Third, what does it mean to be inclusive?

We need to redefine inclusiveness. In an attempt to be inclusive, the General Church uses the formula of proportional participation based on numbers of constituents as the only criteria.

In the U.S., for more than 40 years, we prided ourselves on an inclusiveness model based on diversity of language, ethnicity, culture and geography — not numbers. The ramifications are major. Left off the table of decision-making are large segments of the denomination, who lack large numbers but often bring unique and differing perspectives.

Meanwhile, small churches in rural or impoverished areas of the U.S. are expected to give sacrificially in order to support a global church, which may in turn set priorities and make the decisions for their ministry without their involvement.

Perhaps we need to review what a board might need to be from a global perspective and possibly have sub-committees working regionally.

During the racist days of the Central Jurisdiction, most African-American churches proudly paid their full apportionments, which were often based on membership, not financial viability. Remember, most black communities have historically received income at one-half the income median of white America. But these churches perceived that paying a full share was the reality of full participation and equality.

The General Conference on Finance and Administration recently introduced a formula for Central Conference churches to contribute more equitably, but it will not compare with Jurisdictional giving.

Fourth, Autonomy versus Accountability

Many American churches are deeply involved in mission support and funding, but they do not always find that the funds raised for Africa are used appropriately.

In a few instances, some of the newer conferences have serious financial issues.  In at least one conference in Africa, even GCFA and GBGM, after several audits, are unable to gain restitution for missing funds or accountability of hundreds of thousands of dollars given by U.S. churches. There seems to be no Disciplinary process for global accountability. Can we be global if part of the church is not accountable?

A similar concern is assuring membership statistics are accurate.  How can we be assured that such statistics are valid without the resources and personnel to implement a membership audit?

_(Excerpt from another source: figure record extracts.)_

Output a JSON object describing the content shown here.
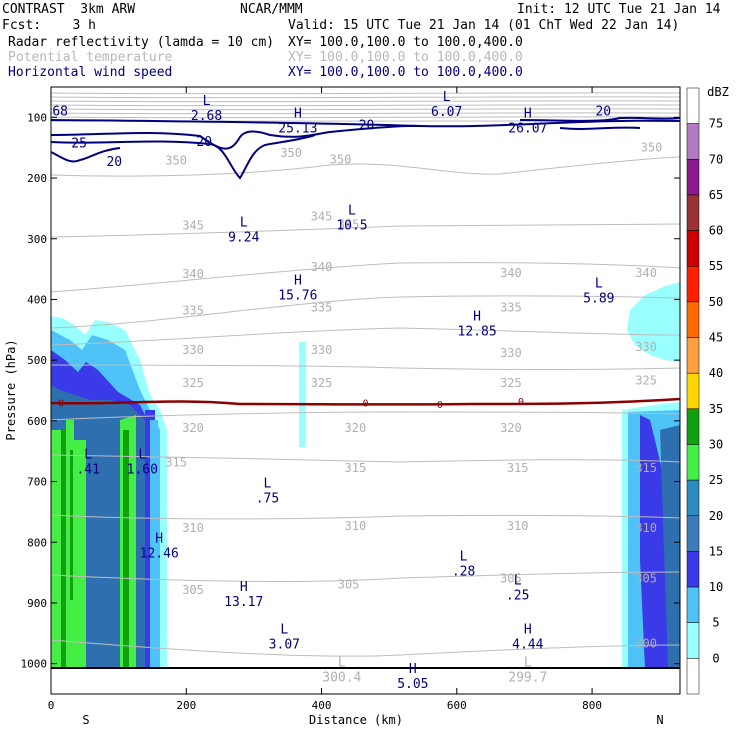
{
  "header": {
    "title": "CONTRAST  3km ARW",
    "org": "NCAR/MMM",
    "init": "Init: 12 UTC Tue 21 Jan 14",
    "fcst": "Fcst:    3 h",
    "valid": "Valid: 15 UTC Tue 21 Jan 14 (01 ChT Wed 22 Jan 14)",
    "fields": [
      {
        "name": "Radar reflectivity (lamda = 10 cm)",
        "xy": "XY= 100.0,100.0 to 100.0,400.0",
        "color": "#000000"
      },
      {
        "name": "Potential temperature",
        "xy": "XY= 100.0,100.0 to 100.0,400.0",
        "color": "#b8b8b8"
      },
      {
        "name": "Horizontal wind speed",
        "xy": "XY= 100.0,100.0 to 100.0,400.0",
        "color": "#000080"
      }
    ]
  },
  "chart_data": {
    "type": "cross-section",
    "xlabel": "Distance (km)",
    "ylabel": "Pressure (hPa)",
    "xlim": [
      0,
      930
    ],
    "ylim": [
      1050,
      50
    ],
    "x_ticks": [
      0,
      200,
      400,
      600,
      800
    ],
    "y_ticks": [
      100,
      200,
      300,
      400,
      500,
      600,
      700,
      800,
      900,
      1000
    ],
    "endpoints": {
      "left": "S",
      "right": "N"
    },
    "colorbar": {
      "unit": "dBZ",
      "levels": [
        0,
        5,
        10,
        15,
        20,
        25,
        30,
        35,
        40,
        45,
        50,
        55,
        60,
        65,
        70,
        75
      ],
      "colors": [
        "#ffffff",
        "#99ffff",
        "#4fc3f7",
        "#3a3ae8",
        "#3d7ab8",
        "#2e8bc0",
        "#44ee44",
        "#10a010",
        "#ffd700",
        "#ffa040",
        "#ff6a00",
        "#ff2000",
        "#cc0000",
        "#993333",
        "#8b1a8b",
        "#b07bc0",
        "#ffffff"
      ]
    },
    "theta_labels": [
      {
        "v": "350",
        "x": 355,
        "p": 165
      },
      {
        "v": "350",
        "x": 185,
        "p": 178
      },
      {
        "v": "350",
        "x": 428,
        "p": 176
      },
      {
        "v": "350",
        "x": 888,
        "p": 156
      },
      {
        "v": "345",
        "x": 210,
        "p": 285
      },
      {
        "v": "345",
        "x": 440,
        "p": 283
      },
      {
        "v": "345",
        "x": 400,
        "p": 270
      },
      {
        "v": "340",
        "x": 210,
        "p": 365
      },
      {
        "v": "340",
        "x": 400,
        "p": 353
      },
      {
        "v": "340",
        "x": 680,
        "p": 363
      },
      {
        "v": "340",
        "x": 880,
        "p": 363
      },
      {
        "v": "335",
        "x": 210,
        "p": 425
      },
      {
        "v": "335",
        "x": 400,
        "p": 420
      },
      {
        "v": "335",
        "x": 680,
        "p": 420
      },
      {
        "v": "330",
        "x": 210,
        "p": 490
      },
      {
        "v": "330",
        "x": 400,
        "p": 490
      },
      {
        "v": "330",
        "x": 680,
        "p": 495
      },
      {
        "v": "330",
        "x": 880,
        "p": 485
      },
      {
        "v": "325",
        "x": 210,
        "p": 544
      },
      {
        "v": "325",
        "x": 400,
        "p": 544
      },
      {
        "v": "325",
        "x": 680,
        "p": 544
      },
      {
        "v": "325",
        "x": 880,
        "p": 540
      },
      {
        "v": "320",
        "x": 210,
        "p": 618
      },
      {
        "v": "320",
        "x": 450,
        "p": 618
      },
      {
        "v": "320",
        "x": 680,
        "p": 618
      },
      {
        "v": "315",
        "x": 185,
        "p": 675
      },
      {
        "v": "315",
        "x": 450,
        "p": 684
      },
      {
        "v": "315",
        "x": 690,
        "p": 684
      },
      {
        "v": "315",
        "x": 880,
        "p": 684
      },
      {
        "v": "310",
        "x": 210,
        "p": 783
      },
      {
        "v": "310",
        "x": 450,
        "p": 780
      },
      {
        "v": "310",
        "x": 690,
        "p": 780
      },
      {
        "v": "310",
        "x": 880,
        "p": 783
      },
      {
        "v": "305",
        "x": 210,
        "p": 885
      },
      {
        "v": "305",
        "x": 440,
        "p": 876
      },
      {
        "v": "305",
        "x": 680,
        "p": 866
      },
      {
        "v": "305",
        "x": 880,
        "p": 866
      },
      {
        "v": "300",
        "x": 880,
        "p": 973
      }
    ],
    "wind_labels": [
      {
        "v": "68",
        "x": 2,
        "p": 97
      },
      {
        "v": "25",
        "x": 30,
        "p": 150
      },
      {
        "v": "20",
        "x": 82,
        "p": 180
      },
      {
        "v": "20",
        "x": 215,
        "p": 147
      },
      {
        "v": "20",
        "x": 455,
        "p": 120
      },
      {
        "v": "20",
        "x": 805,
        "p": 97
      }
    ],
    "zero_labels": [
      {
        "v": "0",
        "x": 15,
        "p": 570
      },
      {
        "v": "0",
        "x": 465,
        "p": 570
      },
      {
        "v": "0",
        "x": 575,
        "p": 572
      },
      {
        "v": "0",
        "x": 695,
        "p": 567
      }
    ],
    "extrema": [
      {
        "t": "L",
        "v": "2.68",
        "x": 230,
        "p": 80,
        "c": "blue"
      },
      {
        "t": "H",
        "v": "25.13",
        "x": 365,
        "p": 100,
        "c": "blue"
      },
      {
        "t": "L",
        "v": "6.07",
        "x": 585,
        "p": 73,
        "c": "blue"
      },
      {
        "t": "H",
        "v": "26.07",
        "x": 705,
        "p": 100,
        "c": "blue"
      },
      {
        "t": "L",
        "v": "9.24",
        "x": 285,
        "p": 280,
        "c": "blue"
      },
      {
        "t": "L",
        "v": "10.5",
        "x": 445,
        "p": 260,
        "c": "blue"
      },
      {
        "t": "H",
        "v": "15.76",
        "x": 365,
        "p": 375,
        "c": "blue"
      },
      {
        "t": "L",
        "v": "5.89",
        "x": 810,
        "p": 380,
        "c": "blue"
      },
      {
        "t": "H",
        "v": "12.85",
        "x": 630,
        "p": 435,
        "c": "blue"
      },
      {
        "t": "L",
        "v": ".41",
        "x": 55,
        "p": 662,
        "c": "blue"
      },
      {
        "t": "L",
        "v": "1.60",
        "x": 135,
        "p": 662,
        "c": "blue"
      },
      {
        "t": "L",
        "v": ".75",
        "x": 320,
        "p": 710,
        "c": "blue"
      },
      {
        "t": "H",
        "v": "12.46",
        "x": 160,
        "p": 800,
        "c": "blue"
      },
      {
        "t": "L",
        "v": ".28",
        "x": 610,
        "p": 830,
        "c": "blue"
      },
      {
        "t": "H",
        "v": "13.17",
        "x": 285,
        "p": 880,
        "c": "blue"
      },
      {
        "t": "L",
        "v": ".25",
        "x": 690,
        "p": 870,
        "c": "blue"
      },
      {
        "t": "L",
        "v": "3.07",
        "x": 345,
        "p": 950,
        "c": "blue"
      },
      {
        "t": "H",
        "v": "4.44",
        "x": 705,
        "p": 950,
        "c": "blue"
      },
      {
        "t": "L",
        "v": "300.4",
        "x": 430,
        "p": 1005,
        "c": "gray"
      },
      {
        "t": "H",
        "v": "5.05",
        "x": 535,
        "p": 1015,
        "c": "blue"
      },
      {
        "t": "L",
        "v": "299.7",
        "x": 705,
        "p": 1005,
        "c": "gray"
      }
    ]
  }
}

When I visited Africa, I had no doubt that the church was growing rapidly.  However, no one was counting, or even knew the names of, many of the attendees. Instead, the pastor estimated the number present in what we used to call “a preacher’s count.” However, the General Church is using these soft statistics to determine representation on boards, agencies, committees and even the General Conference.
I would hope that GBGM would offer a membership audit before 2020 to assure correct proportionate representation, before the implementation of new areas and the fair distribution of resources.

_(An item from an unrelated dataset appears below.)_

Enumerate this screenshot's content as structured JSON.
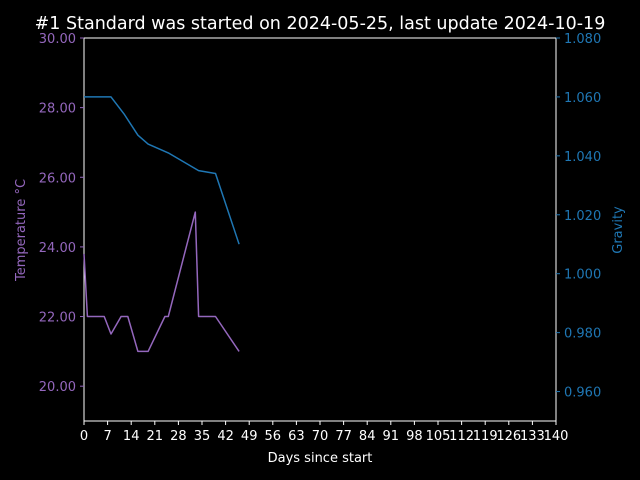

Fifth, how do we address cultural diversity?

To be a global church is to understand that the cultural and governmental systems are very different in a given continent. How does a global church fairly relate to multiple cultural and political styles and issues in its Social Principles or proclamations?

While I lift up a number of questions, my greater concern is that we are not addressing realistically how to be a global church.  Do we need a model like the World Methodist Council, or regional bodies with some kind of semi-autonomy?  Even the proposed Global Discipline is limited in scope. I would suggest that any Social Principles need to be based on the geographical/social/political climate to which it is addressed.

I am certain that absolute solutions will not be found in legislative action. We must seek a methodology of living together in a diverse world and a diverse church.  It would also help to study church history, and how the church has survived and thrived amidst divisions of theology, culture, and race. And, as we await what the Lord will do, let us pray that we all may be one in Christ Jesus.